Règlement sur les travaux bénévoles de construction


Le nouveau Règlement sur les travaux bénévoles de construction, entériné par le gouvernement libéral du Québec, permet, depuis le 23 novembre, à des BÉNÉVOLES d’exécuter les travaux de construction suivants sans nécessairement détenir de certificat de compétence :

• Peinture intérieure et extérieure ;
• Menuiserie de finition ;
• Portes et fenêtres intérieures ;
• Armoires et comptoirs ;
• Céramique, marbre, granit, terrazzo.

Et ce, entre autres, pour :
• les écoles ;
• les hôpitaux ;
• les CPE ;
• les commissions scolaires ;
• les quelque 150 000 entreprises au Québec comptant moins de 10 salariés ;
• tous les organismes sans but lucratif ;
• tous les propriétaires-​occupants de logements locatifs (duplex, triplex, quadruplex, etc.);
• les syndicats de copropriété (condos) de 4 unités et moins.

De plus, les travailleuses et les travailleurs de l’industrie titulaires d’un certificat de compétence peuvent exécuter, bénévolement, tout travail de construction correspondant à leur certificat pour des organismes de bienfaisance ou pour une personne, relativement au logement qu’elle habite ou qu’elle entend habiter.

Comment détruire en une journée ce qui a pris des années à bâtir !

La CSD Construction dénonce le désassujettissement massif des travaux de construction auquel le gouvernement Couillard procède en élargissant encore la portée du projet de règlement sur les travaux bénévoles de construction qui avait été déposé le 26 avril 2017.

Alors que la période de consultation sur le projet de règlement sur les travaux bénévoles de construction était close depuis le 10 juin dernier et suite aux multiples représentations faites par plusieurs organisations dénonçant le caractère abusif et exagéré de ce règlement, ce long délai à répondre pouvait nous laisser croire que le ministère du Travail allait restreindre la portée du règlement tant il était clair que le fait de permettre à n’importe qui de faire à peu près tous les travaux de construction mettrait la population en danger et aurait des conséquences désastreuses pour l’économie.

Nous ne pouvions pas plus nous tromper. Au lieu de corriger le tir et de se recentrer sur la situation à l’origine de ce règlement, le travail de parents bénévoles pour peinturer une classe dans une école primaire où étudient leurs enfants, la ministre du Travail ouvre la porte encore plus grande.

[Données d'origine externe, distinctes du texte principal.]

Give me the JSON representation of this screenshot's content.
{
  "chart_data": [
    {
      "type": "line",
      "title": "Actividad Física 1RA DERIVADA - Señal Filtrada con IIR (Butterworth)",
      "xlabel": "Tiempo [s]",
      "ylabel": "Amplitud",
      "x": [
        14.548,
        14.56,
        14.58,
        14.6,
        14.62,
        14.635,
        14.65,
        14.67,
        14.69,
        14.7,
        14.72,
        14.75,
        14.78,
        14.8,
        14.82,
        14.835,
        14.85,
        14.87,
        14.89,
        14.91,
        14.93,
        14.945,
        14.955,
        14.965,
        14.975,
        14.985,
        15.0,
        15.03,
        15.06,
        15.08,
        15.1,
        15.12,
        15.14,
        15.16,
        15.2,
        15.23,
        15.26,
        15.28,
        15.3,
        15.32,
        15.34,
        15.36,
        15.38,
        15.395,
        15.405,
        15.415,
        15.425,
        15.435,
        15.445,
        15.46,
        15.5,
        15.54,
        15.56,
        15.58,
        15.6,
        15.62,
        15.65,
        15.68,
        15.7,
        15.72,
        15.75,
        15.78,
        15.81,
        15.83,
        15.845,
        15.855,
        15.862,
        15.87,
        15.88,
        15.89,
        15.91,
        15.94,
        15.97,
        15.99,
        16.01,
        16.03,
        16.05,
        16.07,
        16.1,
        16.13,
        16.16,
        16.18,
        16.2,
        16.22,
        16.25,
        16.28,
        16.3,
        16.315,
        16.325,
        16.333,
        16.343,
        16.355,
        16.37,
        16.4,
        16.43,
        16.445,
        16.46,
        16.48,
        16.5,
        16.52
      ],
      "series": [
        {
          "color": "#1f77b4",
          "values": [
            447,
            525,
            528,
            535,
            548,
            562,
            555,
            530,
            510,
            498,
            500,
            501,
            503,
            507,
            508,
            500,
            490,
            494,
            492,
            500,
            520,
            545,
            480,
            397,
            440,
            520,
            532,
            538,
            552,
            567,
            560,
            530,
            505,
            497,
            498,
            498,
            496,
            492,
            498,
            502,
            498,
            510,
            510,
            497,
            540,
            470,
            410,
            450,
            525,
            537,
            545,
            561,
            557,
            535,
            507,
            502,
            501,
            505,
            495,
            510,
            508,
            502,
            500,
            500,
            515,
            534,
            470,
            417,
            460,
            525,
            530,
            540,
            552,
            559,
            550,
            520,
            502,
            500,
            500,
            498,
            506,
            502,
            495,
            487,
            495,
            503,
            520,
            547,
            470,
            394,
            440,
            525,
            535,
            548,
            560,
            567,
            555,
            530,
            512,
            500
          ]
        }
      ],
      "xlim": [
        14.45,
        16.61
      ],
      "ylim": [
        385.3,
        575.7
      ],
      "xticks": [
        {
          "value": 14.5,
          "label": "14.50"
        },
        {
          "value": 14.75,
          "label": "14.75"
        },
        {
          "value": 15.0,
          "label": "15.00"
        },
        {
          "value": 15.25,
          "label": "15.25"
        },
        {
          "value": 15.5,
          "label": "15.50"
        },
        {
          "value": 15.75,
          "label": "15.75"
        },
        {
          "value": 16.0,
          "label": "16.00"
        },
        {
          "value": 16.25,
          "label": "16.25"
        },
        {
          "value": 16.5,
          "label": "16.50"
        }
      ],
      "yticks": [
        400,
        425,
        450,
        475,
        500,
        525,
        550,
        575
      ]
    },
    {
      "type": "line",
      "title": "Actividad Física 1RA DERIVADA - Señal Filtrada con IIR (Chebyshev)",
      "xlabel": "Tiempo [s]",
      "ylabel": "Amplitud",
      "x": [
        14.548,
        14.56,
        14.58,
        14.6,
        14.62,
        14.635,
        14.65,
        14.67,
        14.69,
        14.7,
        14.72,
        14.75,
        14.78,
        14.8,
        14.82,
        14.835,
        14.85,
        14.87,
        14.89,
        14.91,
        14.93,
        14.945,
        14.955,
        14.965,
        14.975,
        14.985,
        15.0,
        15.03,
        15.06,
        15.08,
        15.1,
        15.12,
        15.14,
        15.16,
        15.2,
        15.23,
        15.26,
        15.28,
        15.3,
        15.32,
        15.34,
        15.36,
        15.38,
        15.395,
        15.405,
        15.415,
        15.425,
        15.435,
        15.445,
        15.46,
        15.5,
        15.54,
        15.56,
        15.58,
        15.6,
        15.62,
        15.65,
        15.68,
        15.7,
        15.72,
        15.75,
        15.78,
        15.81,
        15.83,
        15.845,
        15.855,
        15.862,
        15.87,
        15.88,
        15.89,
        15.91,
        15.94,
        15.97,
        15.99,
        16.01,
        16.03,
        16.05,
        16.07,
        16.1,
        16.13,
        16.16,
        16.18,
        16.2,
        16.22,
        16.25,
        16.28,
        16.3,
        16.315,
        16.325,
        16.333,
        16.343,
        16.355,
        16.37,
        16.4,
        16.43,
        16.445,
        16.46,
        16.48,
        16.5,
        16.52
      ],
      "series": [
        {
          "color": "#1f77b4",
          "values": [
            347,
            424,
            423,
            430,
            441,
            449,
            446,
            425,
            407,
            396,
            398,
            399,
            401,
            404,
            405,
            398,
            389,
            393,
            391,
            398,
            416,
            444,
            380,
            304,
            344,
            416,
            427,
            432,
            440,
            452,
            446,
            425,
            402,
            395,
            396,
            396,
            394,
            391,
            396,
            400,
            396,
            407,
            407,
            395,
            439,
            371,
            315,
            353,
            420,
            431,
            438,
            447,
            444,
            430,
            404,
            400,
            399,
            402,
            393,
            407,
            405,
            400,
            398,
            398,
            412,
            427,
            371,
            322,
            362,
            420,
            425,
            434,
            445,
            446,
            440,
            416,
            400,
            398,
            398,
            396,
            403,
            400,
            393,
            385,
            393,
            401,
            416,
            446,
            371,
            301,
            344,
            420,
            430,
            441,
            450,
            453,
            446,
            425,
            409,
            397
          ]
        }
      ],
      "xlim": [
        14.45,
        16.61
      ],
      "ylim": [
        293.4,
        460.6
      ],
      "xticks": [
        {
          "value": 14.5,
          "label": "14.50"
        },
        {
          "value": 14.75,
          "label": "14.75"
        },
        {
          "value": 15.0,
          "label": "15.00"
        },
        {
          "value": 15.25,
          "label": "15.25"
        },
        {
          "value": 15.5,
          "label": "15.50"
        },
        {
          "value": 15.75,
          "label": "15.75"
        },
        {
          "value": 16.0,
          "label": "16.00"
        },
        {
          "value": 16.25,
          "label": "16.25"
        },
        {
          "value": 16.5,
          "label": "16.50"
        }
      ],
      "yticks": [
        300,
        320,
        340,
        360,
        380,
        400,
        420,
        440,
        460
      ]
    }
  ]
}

La portée du règlement est élargie, des travaux d’entretien et de réparation qui étaient réservés aux titulaires d’un certificat de compétence ou bénéficiaire d’une exemption délivrée par la CCQ peuvent maintenant être exécutés littéralement par n’importe qui. Il en est ainsi des travaux exécutés pour le compte d’un organisme sans but lucratif, d’une commission scolaire, d’un établissement public de santé, d’un collège privé ou d’un centre de la petite enfance.

Si les travaux d’entretien et de réparation ne pourront être exécutés que sur un immeuble où le propriétaire vit (propriétaire-​occupant), le règlement élargit sa portée au quadruplex, en plus des duplex et triplex, et aux propriétaires de condos de 4 unités et moins. Au surplus, ces travaux seront dorénavant permis aussi dans les entreprises de 10 salariés et moins. Il y en a plus de 150 000 au Québec.

« Pour la CSD, le gouvernement aurait voulu faire table rase de la qualification, de la santé et de la sécurité dans l’industrie et favoriser le développement du travail au noir qu’il ne s’y serait pas pris autrement. Toutes ces années à promouvoir le développement des compétences dans l’industrie de la construction, à travailler avec acharnement afin de réduire les accidents et les décès en assurant des conditions de travail sécuritaires. Tout cela balayé en un coup de règlement » souligne Luc Vachon, président de la CSD.

Le règlement tel que concocté ne permettra qu’une très difficile vérification et un impraticable contrôle par la CCQ qui a le devoir législatif d’assurer le respect des conventions collectives, de lutter contre le travail non déclaré et de collaborer à l’application des lois fiscales dans l’industrie de la construction parce que, dès que le mot « bénévole » sera prononcé, il deviendra presque impossible d’intervenir, que la personne fasse vraiment du bénévolat ou qu’elle soit en fait payée au noir. Comme nous savons qu’il n’y a aucune règle d’ancienneté dans l’industrie de la construction, les travailleuses et travailleurs devront, pour être en mesure de gagner leur vie, se plier aux diktats des employeurs et celles et ceux qui refuseront seront tout simplement écartés.